Comme la sentence qu'elle prononcera ne changera rien aux problèmes de bruit, de pollution et de circulation de véhicules lourds reliés à la présence de sablières dans le quartier Sainte-Flore, la juge Alicia Soldevila recommande aux parties de trouver rapidement une solution.

Sablière illégale: le début ou la fin d'une guerre d'usure?

La punition qu'infligera la juge Alicia Soldevila à René Ricard et à son entreprise Excavations R.M.G. ne changera rien aux problèmes de bruit, de pollution et de circulation de véhicules lourds dénoncés par des citoyens du quartier Sainte-Flore. Voilà pourquoi la présidente du tribunal a fortement recommandé aux parties de trouver rapidement une solution, lundi matin, au terme des représentations sur sentence.
La juge se ralliait alors au coeur de la plaidoirie de Me Olivier Després, avocat des défendeurs. Il rappelle que la décision ne changerait rien au fait qu'Excavations R.M.G. s'approvisionne maintenant dans une sablière légale. Comme ce lot est contigu à celui de l'étang où l'entreprise puisait son sable avant l'entente du 24 août 2012, les voisins qui se plaignaient vivront les mêmes inconvénients.

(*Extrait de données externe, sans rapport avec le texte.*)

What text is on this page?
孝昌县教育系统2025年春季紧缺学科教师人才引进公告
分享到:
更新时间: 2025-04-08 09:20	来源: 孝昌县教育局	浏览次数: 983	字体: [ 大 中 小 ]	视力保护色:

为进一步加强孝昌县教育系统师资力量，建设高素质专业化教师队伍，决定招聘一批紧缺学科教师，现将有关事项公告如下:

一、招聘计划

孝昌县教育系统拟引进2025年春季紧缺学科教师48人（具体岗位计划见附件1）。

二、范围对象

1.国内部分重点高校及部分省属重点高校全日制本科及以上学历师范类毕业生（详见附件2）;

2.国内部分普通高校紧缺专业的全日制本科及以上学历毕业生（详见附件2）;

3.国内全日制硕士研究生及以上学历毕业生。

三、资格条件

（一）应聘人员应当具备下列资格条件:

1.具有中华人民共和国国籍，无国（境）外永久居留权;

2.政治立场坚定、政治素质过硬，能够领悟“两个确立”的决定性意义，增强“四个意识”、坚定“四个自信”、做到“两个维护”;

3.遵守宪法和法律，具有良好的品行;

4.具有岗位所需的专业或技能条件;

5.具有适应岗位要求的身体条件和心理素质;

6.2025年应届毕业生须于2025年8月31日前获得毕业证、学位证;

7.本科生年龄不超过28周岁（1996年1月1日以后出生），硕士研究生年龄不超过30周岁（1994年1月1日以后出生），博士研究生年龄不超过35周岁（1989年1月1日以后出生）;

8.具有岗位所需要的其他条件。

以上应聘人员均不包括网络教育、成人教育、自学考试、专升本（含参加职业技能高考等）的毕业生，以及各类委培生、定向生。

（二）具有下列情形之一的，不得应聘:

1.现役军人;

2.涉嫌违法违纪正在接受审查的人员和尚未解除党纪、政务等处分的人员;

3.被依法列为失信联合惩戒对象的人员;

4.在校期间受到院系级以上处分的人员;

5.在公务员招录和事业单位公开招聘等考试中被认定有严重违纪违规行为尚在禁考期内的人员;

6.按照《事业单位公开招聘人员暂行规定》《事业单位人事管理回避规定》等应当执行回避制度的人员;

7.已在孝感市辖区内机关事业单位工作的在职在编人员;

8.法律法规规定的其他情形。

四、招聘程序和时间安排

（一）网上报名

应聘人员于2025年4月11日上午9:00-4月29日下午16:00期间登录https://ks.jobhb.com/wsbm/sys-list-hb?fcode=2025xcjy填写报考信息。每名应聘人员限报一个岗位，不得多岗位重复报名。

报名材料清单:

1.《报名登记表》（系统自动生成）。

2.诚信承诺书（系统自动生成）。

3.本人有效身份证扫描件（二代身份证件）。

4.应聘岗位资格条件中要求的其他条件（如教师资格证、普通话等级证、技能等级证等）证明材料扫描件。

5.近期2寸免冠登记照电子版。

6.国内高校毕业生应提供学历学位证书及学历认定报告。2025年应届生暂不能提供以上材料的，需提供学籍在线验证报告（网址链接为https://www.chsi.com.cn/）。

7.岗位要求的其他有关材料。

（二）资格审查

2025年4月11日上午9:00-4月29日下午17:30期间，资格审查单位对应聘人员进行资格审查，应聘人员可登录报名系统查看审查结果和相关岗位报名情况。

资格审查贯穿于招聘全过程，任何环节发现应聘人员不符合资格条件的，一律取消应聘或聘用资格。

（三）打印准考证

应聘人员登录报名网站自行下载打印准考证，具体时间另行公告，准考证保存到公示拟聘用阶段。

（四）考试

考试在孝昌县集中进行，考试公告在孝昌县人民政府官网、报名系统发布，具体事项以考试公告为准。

D'ailleurs, depuis le début de l'année, certains ont alerté l'hôtel de ville pour dénoncer la reprise des activités malgré le jugement d'outrage au tribunal rendu le 12 décembre.
«Veut-on jouer au chat et à la souris?», questionne Me Després. «Les gens se sont plaints du bruit, du transport. Que le sable provienne d'une sablière qui bénéficie d'un droit acquis ou d'un étang, ce n'est pas ce qui les préoccupe. D'où la nécessité de s'asseoir et de trouver une solution.»
Me Després mentionne que son client a toujours manifesté une ouverture à la discussion dans cette affaire. Il explique que le 13 septembre 2012, moins de trois semaines après l'homologation de l'entente avec la Ville, Excavations R.M.G. demandait une rencontre puisqu'elle venait d'apprendre que le lot contigu bénéficiait d'un droit acquis pour l'exploitation d'une sablière.
«On est allé dire à la Ville ce que nous allions faire!», fait remarquer Me Després. «Ce n'est pas un stratagème, c'est de la transparence!»
En conséquence, Me Després suggère une absolution à M. Ricard et une amende de 5000 $ à Excavations R.M.G. pour l'outrage au tribunal.
Peine exemplaire
Du côté de la Ville, Me Marc Roberge croit, au contraire, qu'il faut une peine dissuasive parce que René Ricard a contrevenu à une entente qu'il avait lui-même signée. Il propose donc une amende de 15 000 $ à l'homme d'affaires et de 45 000 $ pour son entreprise.
«Ce n'est pas par plaisir que la Cour doit sanctionner quelqu'un qui contrevient à une injonction», plaide Me Roberge. «C'est pour maintenir un système. Si les gens ne respectent plus l'autorité des tribunaux, ça ne sert à rien d'avoir des jugements et des lois. Une peine ou une amende trop faible serait un ticket à contrevenir à une ordonnance. Ça pourrait être plus rentable de contrevenir à une ordonnance pour faire du profit.»
Avant de prendre ces représentations en délibéré, la juge Soldevila a invité les parties à reprendre les discussions pour éviter de nouveaux conflits.
«Vous avez toute la latitude voulue en sortant de ces portes», a-t-elle rappelé aux deux avocats. «Ça ne sert à rien de pleurer sur du lait déjà étendu, mais il faut éviter des frais de l'ampleur de ceux qui ont été engagés jusqu'à maintenant.»
En date du 18 décembre, la Ville de Shawinigan avait défrayé 80 455 $ en honoraires d'avocat dans cette affaire.